If it's the latter, adenovirus containing the DNA sequence for a human antibody. then my understanding of the Oxford Group's vaccine (ChAdOx1 nCoV-19) is incorrect. So are a number of news reports:
Quoted from
Genetic Engineering & Biotechnology News:
AstraZeneca will oversee global development, manufacturing, and distribution of the COVID-19 vaccine candidate that was created by researchers at University of Oxford, and is now being studied in a human clinical trial launched last week.
www.genengnews.com
"ChAdOx1 nCoV-19 uses a viral vector based on a weakened version of the adenovirus containing the genetic material of SARS-CoV-2 spike protein. After vaccination, the surface spike protein is produced, which primes the immune system to attack COVID-19 if it later infects the body. The recombinant adenovirus vector (ChAdOx1) is designed to generate a strong immune response from a single dose and to not replicate, in order to preclude causing an ongoing infection in the vaccinated individual."

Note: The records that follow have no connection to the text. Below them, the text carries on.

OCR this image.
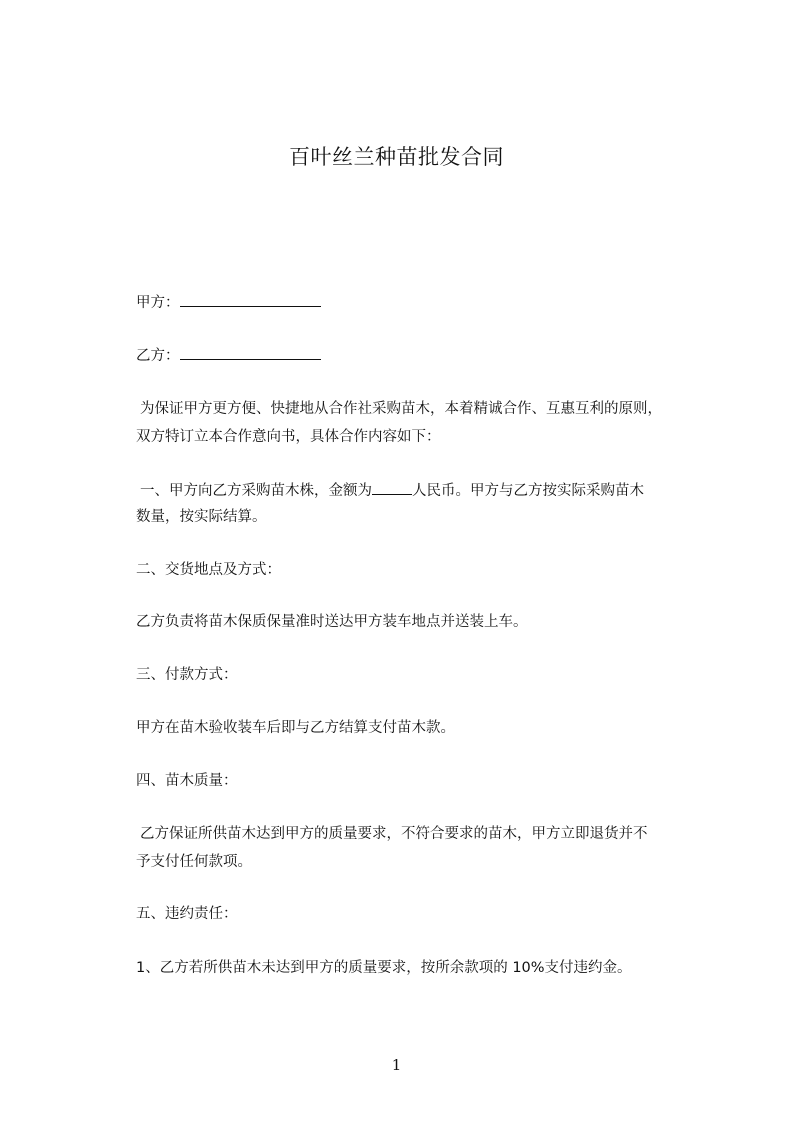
百叶丝兰种苗批发合同
甲方：
乙方：
为保证甲方更方便、快捷地从合作社采购苗木，本着精诚合作、互惠互利的原则，
双方特订立本合作意向书，具体合作内容如下：
一、甲方向乙方采购苗木株，金额为	人民币。甲方与乙方按实际采购苗木
数量，按实际结算。
二、交货地点及方式：
乙方负责将苗木保质保量准时送达甲方装车地点并送装上车。
三、付款方式：
甲方在苗木验收装车后即与乙方结算支付苗木款。
四、苗木质量：
乙方保证所供苗木达到甲方的质量要求，不符合要求的苗木，甲方立即退货并不
予支付任何款项。
五、违约责任：
1、乙方若所供苗木未达到甲方的质量要求，按所余款项的 10%支付违约金。
1
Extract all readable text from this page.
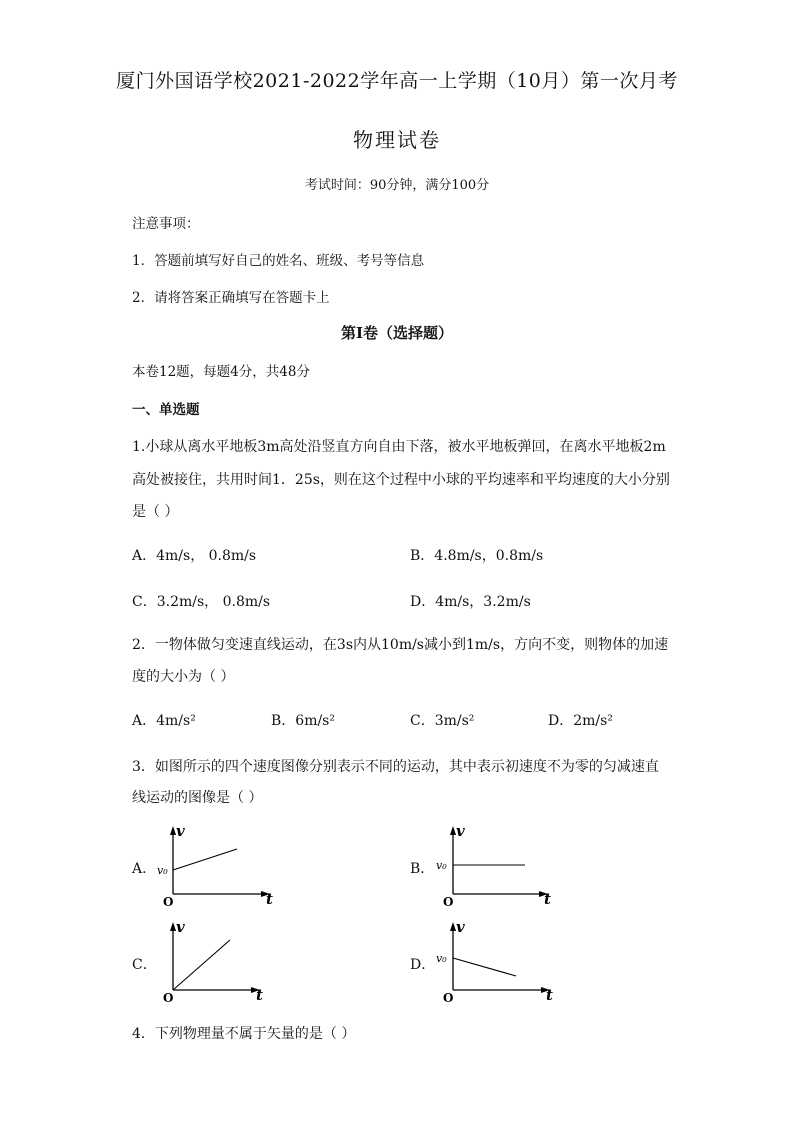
厦门外国语学校2021-2022学年高一上学期（10月）第一次月考
物理试卷
考试时间：90分钟，满分100分
注意事项：
1．答题前填写好自己的姓名、班级、考号等信息
2．请将答案正确填写在答题卡上
第I卷（选择题）
本卷12题，每题4分，共48分
一、单选题
1.小球从离水平地板3m高处沿竖直方向自由下落，被水平地板弹回，在离水平地板2m
高处被接住，共用时间1．25s，则在这个过程中小球的平均速率和平均速度的大小分别
是（ ）
A．4m/s， 0.8m/s	B．4.8m/s，0.8m/s
C．3.2m/s， 0.8m/s	D．4m/s，3.2m/s
2．一物体做匀变速直线运动，在3s内从10m/s减小到1m/s，方向不变，则物体的加速
度的大小为（ ）
A．4m/s²	B．6m/s²	C．3m/s²	D．2m/s²
3．如图所示的四个速度图像分别表示不同的运动，其中表示初速度不为零的匀减速直
线运动的图像是（ ）
A．
v
t
O
v₀	B．
v
t
O
v₀
C．
v
t
O
D．
v
t
O
v₀
4．下列物理量不属于矢量的是（ ）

Here is another news report from Trial Site News:
University of Oxford investigators have initiated enrollment of healthy participants in a trial testing the COVID-19 vaccine candidate called ChAdOx1 nCoV-19. Originally developed to target MERS, it is based on an adenovirus vaccine vector and the COVID-19 spike protein. It is currently being...
www.trialsitenews.com
"University of Oxford investigators have initiated enrollment of healthy participants in a trial testing the COVID-19 vaccine candidate called ChAdOx1 nCoV-19. Originally developed to target MERS, it is based on an adenovirus vaccine vector and the COVID-19 spike protein."
The
Clinical Trial for this vaccine, NCT04324606, is described at Clinical Trials.gov.
clinicaltrials.gov
The vaccine will be given intramuscularly (IM). If so, the coded sequence will be expressed for a while, but lasting immunity is less likely to happen.
The central issue is whether better results come with antibody-based immunity or with both T cell-based immunity plus antibody-based immunity. If the Oxford vaccine contains DNA code for the SARS-CoV-2 S protein then both types of immunity are possible. But if the Oxford vaccine codes for a neutralizing human antibody directed against the S protein, then no T cell-based immunity is possible. This is widely understood to be much less desirable.
I don't believe the Oxford Group is going about doing this all wrong. But I wonder which is correct, that the Ad-5 vector contains SARS-CoV-2 S protein sequence, or that the vector contains sequence for human antibody directed against S protein.
Do you have a link that directly answers this question? A scientific report or review would be better than a news article.